Lá a tecnologia já faz parte da rotina do aluno. Alguns destaques interessantes:

No Band, tablet e alguns apps já são listados como material escolar obrigatório;

Durante o dia, mais de 3.500 dispositivos são conectados no colégio;

Utilizam aproximadamente 600 MB de banda;

Possuem 4 profissionais especializados em tecnologia para ajudar os professores;

Caso o professor tenha qualquer problema em sala de aula, o time de suporte em tech faz o atendimento em aproximadamente 2 minutos;

Livros e apostilas são todos digitalizados;

Não existe mais boletim e diário de classe em papel, tudo é feito via apps;

Os pais conseguem acessar a correção das provas dos filhos pelo aplicativo do colégio;

Com o uso de tecnologias para correção de provas, o tempo de correção caiu para ⅓, ou seja, uma prova que demorava 3 dias para ser corrigida, leva 1 hoje;

A média dos alunos de Português do 6º ano teve acréscimo de 0.7 depois da adoção de tecnologia em sala de aula.

Após o evento, conversamos com Emerson para entender um poucos mais sobre como o Bandeirantes está lidando com essas mudanças no ambiente escolar.

Polinize – Considerando sua experiência como diretor no Colégio Bandeirantes, quais são os principais desafios para a inserção da tecnologia em sala de aula?

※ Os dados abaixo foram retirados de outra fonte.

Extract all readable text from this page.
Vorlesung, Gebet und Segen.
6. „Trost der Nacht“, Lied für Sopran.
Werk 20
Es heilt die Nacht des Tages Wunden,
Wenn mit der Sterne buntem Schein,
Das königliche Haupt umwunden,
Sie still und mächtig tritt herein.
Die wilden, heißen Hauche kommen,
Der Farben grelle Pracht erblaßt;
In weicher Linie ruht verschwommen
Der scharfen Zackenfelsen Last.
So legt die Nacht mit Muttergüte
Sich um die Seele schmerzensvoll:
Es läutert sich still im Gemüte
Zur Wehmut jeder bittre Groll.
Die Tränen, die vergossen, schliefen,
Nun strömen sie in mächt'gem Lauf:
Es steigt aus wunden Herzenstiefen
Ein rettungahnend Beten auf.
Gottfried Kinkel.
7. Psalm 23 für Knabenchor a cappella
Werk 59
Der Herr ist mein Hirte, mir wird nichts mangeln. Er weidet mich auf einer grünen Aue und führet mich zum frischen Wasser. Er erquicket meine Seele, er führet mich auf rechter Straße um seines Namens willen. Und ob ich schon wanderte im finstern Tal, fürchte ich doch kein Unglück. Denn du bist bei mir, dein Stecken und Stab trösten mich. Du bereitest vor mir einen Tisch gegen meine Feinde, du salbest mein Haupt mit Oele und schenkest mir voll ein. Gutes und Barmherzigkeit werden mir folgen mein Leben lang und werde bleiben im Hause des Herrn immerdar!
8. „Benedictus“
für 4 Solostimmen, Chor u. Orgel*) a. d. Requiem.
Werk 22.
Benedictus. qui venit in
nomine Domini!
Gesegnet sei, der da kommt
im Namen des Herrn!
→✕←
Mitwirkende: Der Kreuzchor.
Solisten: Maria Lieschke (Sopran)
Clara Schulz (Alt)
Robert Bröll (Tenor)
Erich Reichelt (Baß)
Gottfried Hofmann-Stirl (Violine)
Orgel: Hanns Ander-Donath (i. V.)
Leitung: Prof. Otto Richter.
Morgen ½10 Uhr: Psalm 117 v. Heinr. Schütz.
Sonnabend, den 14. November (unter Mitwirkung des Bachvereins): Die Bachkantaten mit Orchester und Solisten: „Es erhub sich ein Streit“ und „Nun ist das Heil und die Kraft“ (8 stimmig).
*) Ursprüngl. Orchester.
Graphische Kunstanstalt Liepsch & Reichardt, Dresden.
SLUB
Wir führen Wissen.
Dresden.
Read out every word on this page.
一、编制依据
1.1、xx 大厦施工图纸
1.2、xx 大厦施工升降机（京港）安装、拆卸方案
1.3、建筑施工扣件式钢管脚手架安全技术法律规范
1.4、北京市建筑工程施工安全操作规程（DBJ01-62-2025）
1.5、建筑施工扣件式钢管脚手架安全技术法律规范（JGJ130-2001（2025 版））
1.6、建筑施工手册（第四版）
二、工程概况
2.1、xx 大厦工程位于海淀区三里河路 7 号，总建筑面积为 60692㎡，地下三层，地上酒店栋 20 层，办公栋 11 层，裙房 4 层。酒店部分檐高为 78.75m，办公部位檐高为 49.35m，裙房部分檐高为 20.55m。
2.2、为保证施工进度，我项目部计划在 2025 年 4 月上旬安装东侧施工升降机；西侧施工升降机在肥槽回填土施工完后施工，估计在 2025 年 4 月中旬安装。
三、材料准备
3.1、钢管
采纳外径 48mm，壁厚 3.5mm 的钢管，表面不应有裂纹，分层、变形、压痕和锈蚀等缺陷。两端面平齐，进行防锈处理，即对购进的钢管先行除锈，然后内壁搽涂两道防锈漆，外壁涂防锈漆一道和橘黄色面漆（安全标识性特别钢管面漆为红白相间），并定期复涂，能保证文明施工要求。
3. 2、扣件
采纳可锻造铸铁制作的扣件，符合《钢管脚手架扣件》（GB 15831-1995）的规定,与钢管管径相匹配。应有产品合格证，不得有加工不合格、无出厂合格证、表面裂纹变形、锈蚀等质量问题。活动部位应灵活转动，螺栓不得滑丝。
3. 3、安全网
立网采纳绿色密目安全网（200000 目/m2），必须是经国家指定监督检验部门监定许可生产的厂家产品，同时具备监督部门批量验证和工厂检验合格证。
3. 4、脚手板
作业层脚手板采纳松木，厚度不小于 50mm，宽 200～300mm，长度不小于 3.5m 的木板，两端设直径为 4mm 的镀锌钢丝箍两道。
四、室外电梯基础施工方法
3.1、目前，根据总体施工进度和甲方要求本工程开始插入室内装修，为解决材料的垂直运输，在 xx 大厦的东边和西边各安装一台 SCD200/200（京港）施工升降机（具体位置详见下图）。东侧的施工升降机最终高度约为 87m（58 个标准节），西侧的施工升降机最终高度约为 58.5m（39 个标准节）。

Emerson Pereira – O principal desafio é a mudança de cultura. A chegada da cultura digital na sala de aula, por si só, reorganiza a topologia social da sala. As relações passam a obedecer uma forma menos hierarquizada do que antes da chegada de tabletes e smartphones nas salas. Anteriormente, se um professor quisesse usar tecnologia ele tinha que levar os alunos até uma sala ambiente de informática, ou a um laboratório de informática. As máquinas só faziam parte da aula quando havia esse deslocamento para uma “sala especial”. Hoje, as máquinas foram para a sala de aula, e nesse sentido, a opção de ter ou não a presença das máquinas na aula praticamente não existe. O que existe é a discussão de como usa-las de modo adequado.

Polinize – Com relação à inovação, quais são as metas para os próximos anos do colégio Bandeirantes?

Emerson Pereira – Estamos consolidando projetos como STEAM e a implementação do uso de tabletes e smartphones para toda comunidade escolar ( Alunos, professores, inspetores, gestores, bibliotecários,coordenadores...).Talvez o próximo grande passo seja repensar o modelo de avaliação considerando os aspectos socioemocionais. A realidade aumentada também está no nosso radar.

Polinize – Como aproximar startups de gestores escolares? O Bandeirantes está aberto para conhecer novas soluções educacionais? Quais são as principais áreas de interesse?

Emerson Pereira – Temos muito contato com startups. Elas têm ajudado muito na oxigenação e inovação das escolas. Temos buscado as plataformas adaptativas, propostas de avaliações socioemocionais e empresas que ajudam na gestão escolar.

Polinize – Como familiarizar o professor com a adoção de novas tecnologias?

Emerson Pereira – É preciso, antes de tudo, empatia. Adotar tecnologia pode alterar demais a rotina do professor. Por isso é fundamental que eles percebam rapidamente ganhos com o uso de TI. Ter um grupo de facilitadores (professores ou não) que mostrem algumas possibilidades de aula usando TI é um caminho. Trazer ferramentas de gestão que facilite o trabalho deles também é importante. Capacitação e parceria. Não basta ensinar, precisa estar ao lado apoiando o tempo inteiro. Algumas “dores” surgirão, mas é mais fácil passar por elas se tivermos consciência do propósito e visão do projeto de tecnologia educacional da escola.